実際に運転席側のドアを開けると、変わった形状のステアリングに気が付くだろう。ただ異形ステアリングホイールというだけでなく、そこにレバー類が装着されている。そしてその足元を見るとペダル類が一切ないのだ。

そう、このネオステアはステアリングの中に車両の操作系をすべて集約した次世代のコクピット・コンセプトなのだという。基本的には、ステアリングは台形のような形状で、左右の背面側にブレーキレバー、前面の右上にはアクセルレバーが備わっている。ステアリングの下辺側は少し前面に出っ張るような形状をしており、長時間のドライブでも手を休めることができるようなリストレストの役割もあるようだ。ステアリングを回すロック・トゥ・ロック(ステアリングの最大切角)の回転数は大きくはない。基本的にバイワイヤでの接続となるため、調整をしていくイメージだろう。

今年のアジアクロスカントリーラリー2023のチャンピオンでもある車いすレーサーの青木拓磨選手もこのブースを訪れ、実際にこのステアリングを触る機会を得た。アジアクロスカントリーラリーに使用する競技車のトヨタ・フォーチュナー、そして2021年のル・マン24時間レースを走行したLMP2マシンも、アクセル&ブレーキレバーを追加するハンドドライブシステムを組み込むため、競技中は、片手でステアリング操作、そして片手でアクセル&ブレーキレバーを操作する。

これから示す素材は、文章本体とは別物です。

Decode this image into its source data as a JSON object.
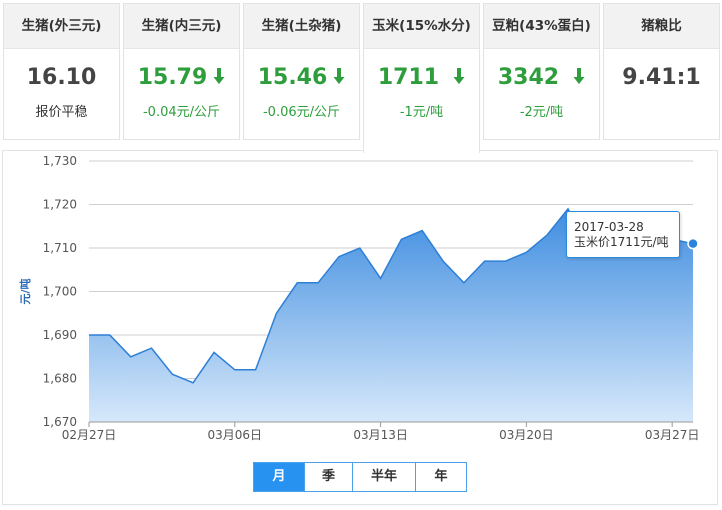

高いGが掛かるサーキットや、轍や穴が開いているクロスカントリーラリーの悪路を常に片手運転で走行している。それを両手でステアリングに集中できるようになることで、これまでとは異なる操作体験につながるという。

足元空間が広がることでドライビングポジションの自由度やスムースな乗降性も実現可能。また、いわゆる下肢障がいを持つ者のイメージだけではなく、足が届く必要がなくなるので、もっと幅広い層にアプローチができるし、もちろん健常者も対象となるだろう。実際にこれを市販車に落とし込むのは時間がかかるかもしれないが、早期の実現に期待したい。